Yine de günümüzde yaratılan korku iklimi ve baskılar, düşünceyi yalnızlaştırıyor. Evrensel bağlamda hak, hukuk ve adaletle ilgili tüm güzel fikirler, bu baskıların gölgesinde kayboluyor. René Descartes'ın “Düşünüyorum, öyleyse varım,” ile yetinmeli miyiz, yoksa düşündüğünü ifade etmek acıtsa da “Düşünüyorum, öyleyse direnmeliyim,” mi demeliyiz? Farklı düşüncelerin çatışmasından korkmak yerine, bu çeşitliliği suç unsuru olmaktan çıkarmak gerekmez mi? Yeter ki bireyler hem ikna etmeye hem de edilmeye açık olsun.

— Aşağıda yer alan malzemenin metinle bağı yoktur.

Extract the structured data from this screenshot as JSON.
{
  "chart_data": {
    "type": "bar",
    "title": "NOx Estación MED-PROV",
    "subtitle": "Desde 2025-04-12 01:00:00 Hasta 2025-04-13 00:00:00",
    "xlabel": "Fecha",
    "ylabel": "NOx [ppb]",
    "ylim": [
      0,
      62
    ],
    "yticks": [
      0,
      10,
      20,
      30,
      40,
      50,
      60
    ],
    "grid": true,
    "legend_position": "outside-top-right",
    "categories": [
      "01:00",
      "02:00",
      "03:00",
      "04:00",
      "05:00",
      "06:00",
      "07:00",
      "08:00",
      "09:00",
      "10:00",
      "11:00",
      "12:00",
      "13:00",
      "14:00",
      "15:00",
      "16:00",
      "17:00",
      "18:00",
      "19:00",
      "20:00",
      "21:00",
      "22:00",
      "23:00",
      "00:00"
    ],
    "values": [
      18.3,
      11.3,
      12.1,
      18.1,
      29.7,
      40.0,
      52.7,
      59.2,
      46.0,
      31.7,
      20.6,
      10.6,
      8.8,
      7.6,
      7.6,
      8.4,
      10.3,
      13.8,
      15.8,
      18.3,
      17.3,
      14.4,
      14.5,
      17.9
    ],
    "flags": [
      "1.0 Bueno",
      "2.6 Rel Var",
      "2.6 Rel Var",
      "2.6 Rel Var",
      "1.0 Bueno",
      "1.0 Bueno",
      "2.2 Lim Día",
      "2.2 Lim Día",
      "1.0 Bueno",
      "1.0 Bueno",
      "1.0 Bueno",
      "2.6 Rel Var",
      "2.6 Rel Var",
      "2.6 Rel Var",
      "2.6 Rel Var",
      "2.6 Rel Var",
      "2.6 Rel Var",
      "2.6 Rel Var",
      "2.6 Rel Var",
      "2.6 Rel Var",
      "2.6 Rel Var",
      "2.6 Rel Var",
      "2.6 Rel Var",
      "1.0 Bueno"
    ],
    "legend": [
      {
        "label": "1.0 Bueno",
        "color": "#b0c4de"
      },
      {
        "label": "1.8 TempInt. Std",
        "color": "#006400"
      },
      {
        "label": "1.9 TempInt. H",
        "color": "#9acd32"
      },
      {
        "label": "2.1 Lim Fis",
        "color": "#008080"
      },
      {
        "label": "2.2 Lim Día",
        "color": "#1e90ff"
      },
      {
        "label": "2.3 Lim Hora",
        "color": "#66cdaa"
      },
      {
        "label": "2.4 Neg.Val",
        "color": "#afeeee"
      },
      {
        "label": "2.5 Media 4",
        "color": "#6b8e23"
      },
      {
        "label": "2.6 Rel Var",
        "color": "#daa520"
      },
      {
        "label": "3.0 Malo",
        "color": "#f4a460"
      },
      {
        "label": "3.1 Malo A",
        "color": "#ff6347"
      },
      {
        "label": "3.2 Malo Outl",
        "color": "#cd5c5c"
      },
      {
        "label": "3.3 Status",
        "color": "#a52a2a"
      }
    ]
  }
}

Biliyoruz ki anti demokratik otoritelerin, bireyler arasında ortaya çıkabilecek fikir çatışmalarında tarafsız ve ilkeli bir tutum sergilemesi gerekirken taraf tutma ve bir grubu yok sayma mantığı hâkimdir. İçimizdeki gizli faşizm de korkaklığımız da bununla birlikte besleniyor olmasını görmezden geliyoruz. Maalesef konfor arzulayan duygularımızın cazibesi yanında iyiye, güzele, doğruya dair ne kadar mücadele varsa hepsine “Yav he he”deyip geçer hale gelmişiz.